The Morning Bell: A look at school choice efforts this year
Unable to gain large-scale advances in the Oklahoma Legislature over the last few years, school choice advocates have instead focused on small gains that have slowly expanded the state's voucher program to specific student groups.
This year, ESA and voucher advocates would like to see the scholarship program expanded to more student groups.
"I'd like it to be (expanded) to children of veterans, the other possibility is homeless kids," said Bill Price, a member of the state Board of Education and a supporter of school choice policies. "There are some other student populations that are particularly sympathetic, and that is probably the direction to go until we get enough momentum to get the full-fledged education savings account."

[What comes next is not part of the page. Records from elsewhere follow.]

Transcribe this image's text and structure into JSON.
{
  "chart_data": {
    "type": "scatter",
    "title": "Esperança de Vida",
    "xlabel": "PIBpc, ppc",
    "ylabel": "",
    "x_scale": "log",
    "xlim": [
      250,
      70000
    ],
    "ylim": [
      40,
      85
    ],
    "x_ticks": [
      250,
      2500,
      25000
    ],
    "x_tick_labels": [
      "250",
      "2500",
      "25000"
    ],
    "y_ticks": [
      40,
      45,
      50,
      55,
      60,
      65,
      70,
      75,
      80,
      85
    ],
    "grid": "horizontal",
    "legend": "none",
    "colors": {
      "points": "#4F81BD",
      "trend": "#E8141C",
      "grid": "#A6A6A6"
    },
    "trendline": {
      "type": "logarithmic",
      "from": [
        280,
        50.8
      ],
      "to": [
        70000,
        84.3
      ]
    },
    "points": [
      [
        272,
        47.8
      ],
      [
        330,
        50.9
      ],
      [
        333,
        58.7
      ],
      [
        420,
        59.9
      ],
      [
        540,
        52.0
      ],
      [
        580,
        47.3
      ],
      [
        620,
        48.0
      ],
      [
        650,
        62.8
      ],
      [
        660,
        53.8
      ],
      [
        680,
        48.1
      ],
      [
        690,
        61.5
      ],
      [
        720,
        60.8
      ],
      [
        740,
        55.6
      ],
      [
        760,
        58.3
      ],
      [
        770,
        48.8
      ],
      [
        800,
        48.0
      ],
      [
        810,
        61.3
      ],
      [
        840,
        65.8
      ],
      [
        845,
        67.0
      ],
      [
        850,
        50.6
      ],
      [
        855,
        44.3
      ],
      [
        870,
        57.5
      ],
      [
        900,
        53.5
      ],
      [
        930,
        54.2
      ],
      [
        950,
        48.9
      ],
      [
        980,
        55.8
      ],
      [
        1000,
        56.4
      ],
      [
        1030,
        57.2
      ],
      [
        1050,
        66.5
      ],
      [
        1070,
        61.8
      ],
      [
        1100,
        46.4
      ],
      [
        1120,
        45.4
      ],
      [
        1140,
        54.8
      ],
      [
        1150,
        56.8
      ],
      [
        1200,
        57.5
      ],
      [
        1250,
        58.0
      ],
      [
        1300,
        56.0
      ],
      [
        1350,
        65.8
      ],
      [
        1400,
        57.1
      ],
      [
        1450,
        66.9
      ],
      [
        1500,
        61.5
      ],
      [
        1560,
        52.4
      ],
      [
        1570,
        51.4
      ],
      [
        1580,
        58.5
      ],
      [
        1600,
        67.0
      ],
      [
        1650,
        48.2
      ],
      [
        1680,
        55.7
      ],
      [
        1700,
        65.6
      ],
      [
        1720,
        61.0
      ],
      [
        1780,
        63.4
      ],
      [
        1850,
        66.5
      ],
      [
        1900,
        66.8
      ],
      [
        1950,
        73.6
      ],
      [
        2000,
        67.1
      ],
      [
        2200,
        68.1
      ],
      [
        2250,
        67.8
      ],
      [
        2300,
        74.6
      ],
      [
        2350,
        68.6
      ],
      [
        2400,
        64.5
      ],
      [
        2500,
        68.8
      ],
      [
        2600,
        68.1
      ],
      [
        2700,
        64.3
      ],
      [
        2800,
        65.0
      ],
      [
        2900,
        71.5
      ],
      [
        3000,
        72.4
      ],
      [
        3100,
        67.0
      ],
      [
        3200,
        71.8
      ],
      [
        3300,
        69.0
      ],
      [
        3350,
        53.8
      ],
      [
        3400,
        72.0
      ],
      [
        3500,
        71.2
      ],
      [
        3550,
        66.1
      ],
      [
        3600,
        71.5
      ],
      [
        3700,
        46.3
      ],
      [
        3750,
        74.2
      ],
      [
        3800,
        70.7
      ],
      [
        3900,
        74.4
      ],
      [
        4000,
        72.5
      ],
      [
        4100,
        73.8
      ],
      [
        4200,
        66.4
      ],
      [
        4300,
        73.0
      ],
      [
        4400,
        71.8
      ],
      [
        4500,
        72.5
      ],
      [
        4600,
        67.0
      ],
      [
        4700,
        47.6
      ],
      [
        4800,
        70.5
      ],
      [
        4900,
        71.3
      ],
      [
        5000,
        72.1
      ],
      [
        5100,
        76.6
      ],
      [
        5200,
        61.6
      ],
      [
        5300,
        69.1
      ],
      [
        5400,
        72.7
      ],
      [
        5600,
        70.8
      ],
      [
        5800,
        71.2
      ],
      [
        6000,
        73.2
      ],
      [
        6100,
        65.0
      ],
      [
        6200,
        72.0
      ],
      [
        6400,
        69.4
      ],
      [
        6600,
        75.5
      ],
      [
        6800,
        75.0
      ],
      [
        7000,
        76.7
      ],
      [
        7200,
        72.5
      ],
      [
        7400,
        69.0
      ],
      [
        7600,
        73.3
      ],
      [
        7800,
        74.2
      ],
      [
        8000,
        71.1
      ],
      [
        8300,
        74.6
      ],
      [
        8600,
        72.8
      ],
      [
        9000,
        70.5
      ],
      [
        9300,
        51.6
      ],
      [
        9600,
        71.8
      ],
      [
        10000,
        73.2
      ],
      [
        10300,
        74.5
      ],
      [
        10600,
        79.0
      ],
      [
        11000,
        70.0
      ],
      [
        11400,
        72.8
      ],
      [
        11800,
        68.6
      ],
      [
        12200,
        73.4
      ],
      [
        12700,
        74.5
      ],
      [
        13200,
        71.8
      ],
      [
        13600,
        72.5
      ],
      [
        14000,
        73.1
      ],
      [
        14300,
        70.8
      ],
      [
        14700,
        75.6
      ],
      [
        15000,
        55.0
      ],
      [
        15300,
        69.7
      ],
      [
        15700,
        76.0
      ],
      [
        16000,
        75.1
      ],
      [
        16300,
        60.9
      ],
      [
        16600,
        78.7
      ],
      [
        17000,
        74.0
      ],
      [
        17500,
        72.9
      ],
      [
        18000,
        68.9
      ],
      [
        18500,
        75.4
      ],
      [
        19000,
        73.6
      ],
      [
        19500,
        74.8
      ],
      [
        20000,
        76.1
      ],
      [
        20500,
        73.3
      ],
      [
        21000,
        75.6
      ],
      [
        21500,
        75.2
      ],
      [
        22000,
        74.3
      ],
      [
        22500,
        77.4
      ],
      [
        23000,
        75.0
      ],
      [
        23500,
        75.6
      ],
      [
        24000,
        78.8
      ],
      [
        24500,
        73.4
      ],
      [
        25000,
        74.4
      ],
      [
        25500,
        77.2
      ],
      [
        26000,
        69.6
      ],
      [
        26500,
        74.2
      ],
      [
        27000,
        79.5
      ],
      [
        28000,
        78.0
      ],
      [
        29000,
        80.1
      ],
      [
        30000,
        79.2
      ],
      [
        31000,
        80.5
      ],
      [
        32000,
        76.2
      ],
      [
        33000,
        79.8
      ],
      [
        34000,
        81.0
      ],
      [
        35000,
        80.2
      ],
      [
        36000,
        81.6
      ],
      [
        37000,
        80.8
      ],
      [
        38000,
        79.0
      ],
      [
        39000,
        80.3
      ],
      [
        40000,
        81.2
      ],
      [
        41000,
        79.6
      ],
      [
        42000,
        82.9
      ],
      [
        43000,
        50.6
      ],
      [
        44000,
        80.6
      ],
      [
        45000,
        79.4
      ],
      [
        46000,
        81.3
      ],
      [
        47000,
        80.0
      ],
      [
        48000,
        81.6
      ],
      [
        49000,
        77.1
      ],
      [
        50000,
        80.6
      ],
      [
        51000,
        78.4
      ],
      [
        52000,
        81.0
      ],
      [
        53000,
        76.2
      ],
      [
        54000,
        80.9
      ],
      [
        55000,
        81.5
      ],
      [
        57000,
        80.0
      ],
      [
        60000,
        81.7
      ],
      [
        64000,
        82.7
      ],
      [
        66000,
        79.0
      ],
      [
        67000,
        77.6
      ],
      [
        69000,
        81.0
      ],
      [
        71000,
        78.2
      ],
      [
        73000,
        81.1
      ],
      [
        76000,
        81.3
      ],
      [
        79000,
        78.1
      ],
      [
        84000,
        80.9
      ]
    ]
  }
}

You can read more about the continuing school choice debate and what to look for this legislative session in this story from this week's Oklahoman.
Public-private split in school sports
Blanchard superintendent Jim Beckham will make a proposal today to the Oklahoma Secondary School Activities Association board of directors that would split nonpublic schools from public schools in all OSSAA postseason activities.
The proposal would replace Rule 14, which forces private schools to play a classification higher than its average attendance based on success. It was established in 2011.
“It has proven not to work,” Beckham said. “I think it's had enough time to actually prove it does work or it doesn't. Obviously, to me and a lot of others it hasn't worked.”
The Oklahoman's Jacob Unruh has more.
School archery squads prepare for state shoot
Moore West Junior High hosted its fourth "Moore West Shootout" last weekend at Norman Archery. The tournament is a tune-up for the "Archery in the Schools" state shoot Feb 14-15 at State Fair Park in Oklahoma City.
Eight high school teams, 13 middle school squads, 10 elementary school teams and a total of 574 archers competed in the tournament.
New program to train future teachers
Tulsa Public Schools has launched an initiative aimed at recruiting and training aspiring teachers in response to an ongoing teacher shortage affecting Oklahoma, reports the Tulsa World.
Tulsa Teacher Corps is aimed at filling the hundreds of instructional vacancies that the state’s second-largest district must deal with every year.
“As we continue to grapple with our state teacher shortage, Tulsa Public Schools is focusing not only on hiring seasoned educators, but also on training and developing new teachers in our first cohort of the Tulsa Teachers Corps,” said Devin Fletcher, the district’s chief talent and learning officer.
Oklahoma pastor: Standing in the gap for our school children
"Our public schools deserve the choice not to be a battleground for politicians," writes Clark Frailey, lead pastor at Coffee Creek Church in Edmond and a leader with Pastors for Oklahoma Kids.
In a recent guest column published in The Oklahoman, Frailey wrote, "The free public education, while guaranteed by our state constitution, is not actually granted by a government, but is a provision of God. Faith convicts us that all children deserve the chance at a great education."
Five things about OKC's new acting superintendent Rebecca Kaye, who prior to coming to Oklahoma City Public Schools worked for Atlanta Public Schools, where she was policy and governance advisor to the superintendent
Lawton's MacArthur High School has been recognized as a 2018 Oklahoma School of Character (KSWO). Last year, the school received two nationally-recognized "Promised Practices in Character Education" awards for their MAC Football Program and their work with the Relay for Life.